The congresswoman defeated Democratic former Gov. Phil Bredesen by closely aligning her bid with President Donald Trump, who drummed up support for her during three visits to the state that he won by 26 percentage points, including a rally alongside Vice President Mike Pence in Chattanooga two days before the election.
Blackburn calls herself congressman, not congresswoman.
Her win represents a rightward shift from the GOP senator she will replace, Bob Corker, who fell in line with Tennessee’s historical preference for more-centrist senators and at times was a vocal critic of Trump.
First elected to the House in 2002, Blackburn aligned with the tea party movement and regularly appeared on Fox News.
She opened her campaign by dubbing herself a “hardcore, card-carrying Tennessee conservative.” Before that, she made a name for herself as a state lawmaker who helped lead the revolt against a proposed Tennessee income tax in the early 2000s.
Pop superstar Taylor Swift even broke her political silence for the Tennessee contest when she went on Instagram to endorse Bredesen and encourage people to vote.
“I just really want those young people to know how important it is to the future of our country that you not get discouraged, that you stay engaged and you never, ever, ever give up,” Bredesen said Tuesday night.
Blackburn took aim at Bredesen for donating to Hillary Clinton and Barack Obama and receiving campaign checks from high-profile Democrats.
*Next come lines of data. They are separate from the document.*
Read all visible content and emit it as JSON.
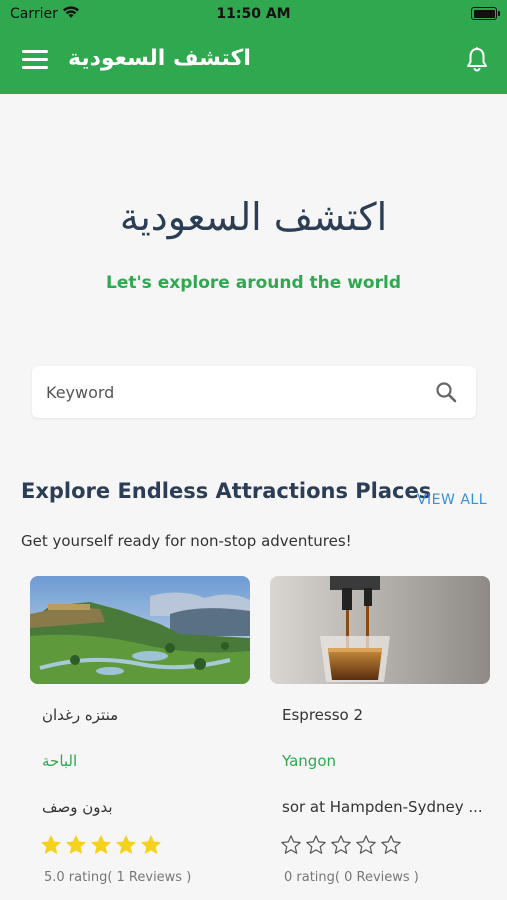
{
  "status_bar": {
    "carrier": "Carrier",
    "time": "11:50 AM"
  },
  "app_bar": {
    "title": "اكتشف السعودية"
  },
  "hero": {
    "title": "اكتشف السعودية",
    "subtitle": "Let's explore around the world"
  },
  "search": {
    "placeholder": "Keyword",
    "value": ""
  },
  "section": {
    "title": "Explore Endless Attractions Places",
    "view_all": "VIEW ALL",
    "subtitle": "Get yourself ready for non-stop adventures!"
  },
  "cards": [
    {
      "name": "منتزه رغدان",
      "city": "الباحة",
      "description": "بدون وصف",
      "stars": 5,
      "rating": "5.0 rating( 1 Reviews )",
      "image": "park-landscape"
    },
    {
      "name": "Espresso 2",
      "city": "Yangon",
      "description": "sor at Hampden-Sydney ...",
      "stars": 0,
      "rating": "0 rating( 0 Reviews )",
      "image": "espresso-shot"
    }
  ],
  "colors": {
    "primary": "#2fa84f",
    "title": "#2c3e55",
    "link": "#3a8fd6",
    "star": "#f5d31d"
  }
}
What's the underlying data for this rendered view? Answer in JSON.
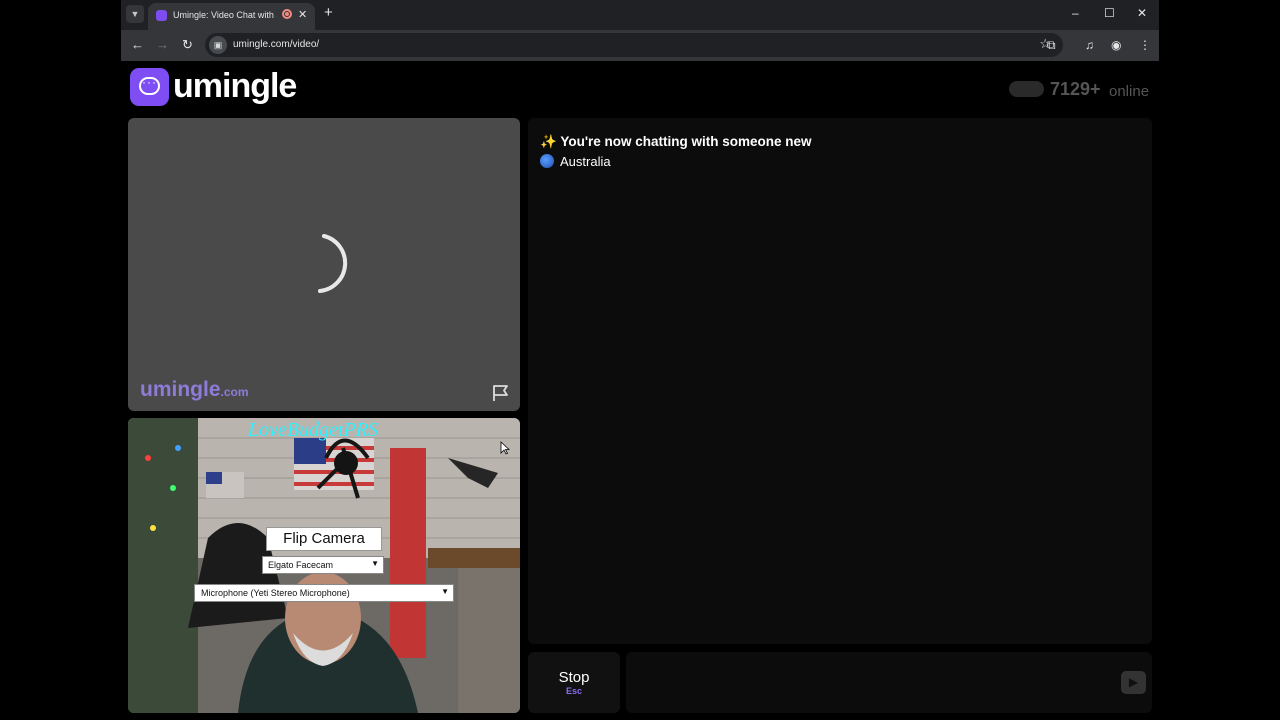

Although Bredesen largely kept his distance from other well-known Democrats, Blackburn had no qualms bringing Trump and fellow national Republicans to Tennessee.
She welcomed in Pence three times. The president’s son Eric Trump, and U.S. Sens. Marco Rubio of Florida, Lindsey Graham of South Carolina, Joni Ernst of Iowa, Tom Cotton of Arkansas and Thom Tillis of North Carolina also came along for separate campaign events.
Voters like Cody Wheeler in the Nashville suburbs were skeptical about Bredesen’s promise to independents and Republicans that he wouldn’t toe the party line in Washington.
“I had a hard time believing his campaign,” said Wheeler, a 30-year-old Blackburn voter from Williamson County. “With Marsha, you knew what you were going to get.”
Corker, the outgoing senator, had backed Blackburn but refused to campaign against Bredesen, whom he considers a friend. Corker briefly heard out pleas from some peers last winter that he reconsider retirement, prompting a Blackburn spokeswoman to say anyone who thinks she can’t win the general election is a “plain sexist pig.”
Afterward though, she managed to consolidate support across the GOP’s various political circles, including from former U.S. Rep. Stephen Fincher, who briefly opposed her in the primary and called for Corker to run again upon dropping out of the race.
On Tuesday night, she was happy to claim a piece of Tennessee history for women in the Senate.
“And just imagine this: It is a conservative woman to boot,” she said to loud applause.